Wednesday, May 8, 2013

Humming



Why didn’t I think of this before? Oh. I did. I just have never found time enough to do that, mostly because I’m always doing things that others think I should be doing instead of what I think I should be doing.

I want to plant a hummingbird garden. 

Those tiny birds are a wonder. I wonder how they beat those tiny wings so fast and if their hearts ever skip a beat the way they dart around. I wonder if they see colors since they don’t care for yellow or white, but like bold colors like orange and red. Ah, but they like pink, too. They don’t care all that much for roses or geraniums but gravitate to wildflowers and native flowers like columbine, coral bells, gladiolas, lilac, Mexican sunflower, red hot poker, scarlet runner beans and trumpet vine; those flowers that produce more nectar on which they feed. They apparently prefer jewelweed and cardinal lobella, which are wetland plants. 

For nesting, provide fuzzy plants like cinnamon fern, pussy willow, thistle and dandelion or other materials they may use for nesting. Pruning plants to promote flower growth rather than wood growth will encourage the hummingbirds to come back to your house. Planting patches of flowers, and flowers that don’t all bloom at the same time also will enhance a hummingbird garden. No insecticides should be used.

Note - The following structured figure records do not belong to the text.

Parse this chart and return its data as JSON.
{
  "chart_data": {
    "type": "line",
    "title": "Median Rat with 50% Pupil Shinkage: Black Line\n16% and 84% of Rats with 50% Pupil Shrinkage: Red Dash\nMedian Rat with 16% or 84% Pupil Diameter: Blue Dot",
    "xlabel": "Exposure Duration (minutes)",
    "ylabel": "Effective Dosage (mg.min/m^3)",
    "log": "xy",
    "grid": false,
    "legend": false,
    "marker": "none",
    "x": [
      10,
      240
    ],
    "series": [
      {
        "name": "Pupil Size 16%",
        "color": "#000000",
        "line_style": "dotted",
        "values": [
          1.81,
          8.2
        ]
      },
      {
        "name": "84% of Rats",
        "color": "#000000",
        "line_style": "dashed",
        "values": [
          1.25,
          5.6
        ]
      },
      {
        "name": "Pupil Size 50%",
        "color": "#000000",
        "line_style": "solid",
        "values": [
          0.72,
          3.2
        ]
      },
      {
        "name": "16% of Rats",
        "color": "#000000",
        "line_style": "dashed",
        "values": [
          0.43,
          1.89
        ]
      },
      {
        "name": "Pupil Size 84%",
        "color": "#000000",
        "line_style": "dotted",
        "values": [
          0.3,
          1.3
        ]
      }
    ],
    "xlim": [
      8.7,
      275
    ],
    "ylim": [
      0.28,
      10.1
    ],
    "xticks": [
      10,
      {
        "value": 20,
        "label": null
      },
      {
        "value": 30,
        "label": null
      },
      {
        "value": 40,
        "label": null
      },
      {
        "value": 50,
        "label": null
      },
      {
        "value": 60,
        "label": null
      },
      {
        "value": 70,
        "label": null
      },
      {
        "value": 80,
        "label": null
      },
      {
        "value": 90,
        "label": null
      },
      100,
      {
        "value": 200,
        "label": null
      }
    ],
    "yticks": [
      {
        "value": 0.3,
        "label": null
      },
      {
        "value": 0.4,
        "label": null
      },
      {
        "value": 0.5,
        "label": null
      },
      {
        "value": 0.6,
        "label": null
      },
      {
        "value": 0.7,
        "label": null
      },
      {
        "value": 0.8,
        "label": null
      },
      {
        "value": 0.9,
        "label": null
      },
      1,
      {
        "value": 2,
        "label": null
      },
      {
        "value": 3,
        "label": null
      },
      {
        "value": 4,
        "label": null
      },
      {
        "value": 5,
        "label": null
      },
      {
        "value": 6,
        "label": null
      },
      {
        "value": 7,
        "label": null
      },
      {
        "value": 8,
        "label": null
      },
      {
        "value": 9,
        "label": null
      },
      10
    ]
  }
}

Hummingbirds eat spiders and insects. They bathe in shallow water, even if it’s just a few drops of water in a leaf. How economically and environmentally-minded they are!

Indigenous to Ohio, the ruby-throated hummingbird is found only in the Western Hemisphere, advises the ODNR (Ohio Department of Natural Resources). It is the smallest bird, weighing less than an ounce. Males are about the weight of a penny, females a little more. They summer as northerly as Canada and Nova Scotia, as easterly as the Atlantic Coast, as westerly as the central plains of the Great Plains and southerly to the Gulf Coast and the east coast of Texas. They are more of a tropical bird, arriving in Ohio between mid-April and mid-May and are gone, mostly, by mid- to late-August. They are the only hummingbird that nests east of the Mississippi River.

No wonder I like hummingbirds. They are solitary creatures. But they also are aggressive and challenge the other birds at the feeder. They nest near woods and/or water. Their feeding times are early morning, late evening and just before a major thunderstorm.

Some facts about ruby-throated hummingbirds:

·         * Males and females are together only for mating.
·         * Female rears the two offspring alone.
·         * Females are on nests by mid-June.
·         * Two broods may be produced each year.
·         * Two white eggs are the size of sweet peas.
·         * The nest is half the size of an English walnut shell.
·         * Life expectancy is 2-3 years.

The recipe for making food for hummingbirds:

1 part sugar to 4 parts water.
Boil mixture for 2-3 minutes. Let cool before filling feeder. Store unused portion in the freezer for later use. You may add a little red food coloring if you like, but it is not necessary. Do not use honey because of potential issues of fungus.

When the food in the feeder becomes cloudy or dirty, get rid of it, clean the feeder and provide fresh nectar for them. 

As I read this information about hummingbirds, a plan is formulating in my mind. A pool of water surrounded by wetland plants…Already I have honeysuckle twining on our fence. There is plenty of dandelion around. Where did they come from, seemingly overnight? But the issue is the dogs…who think they can tramp on anything within that fenced in backyard.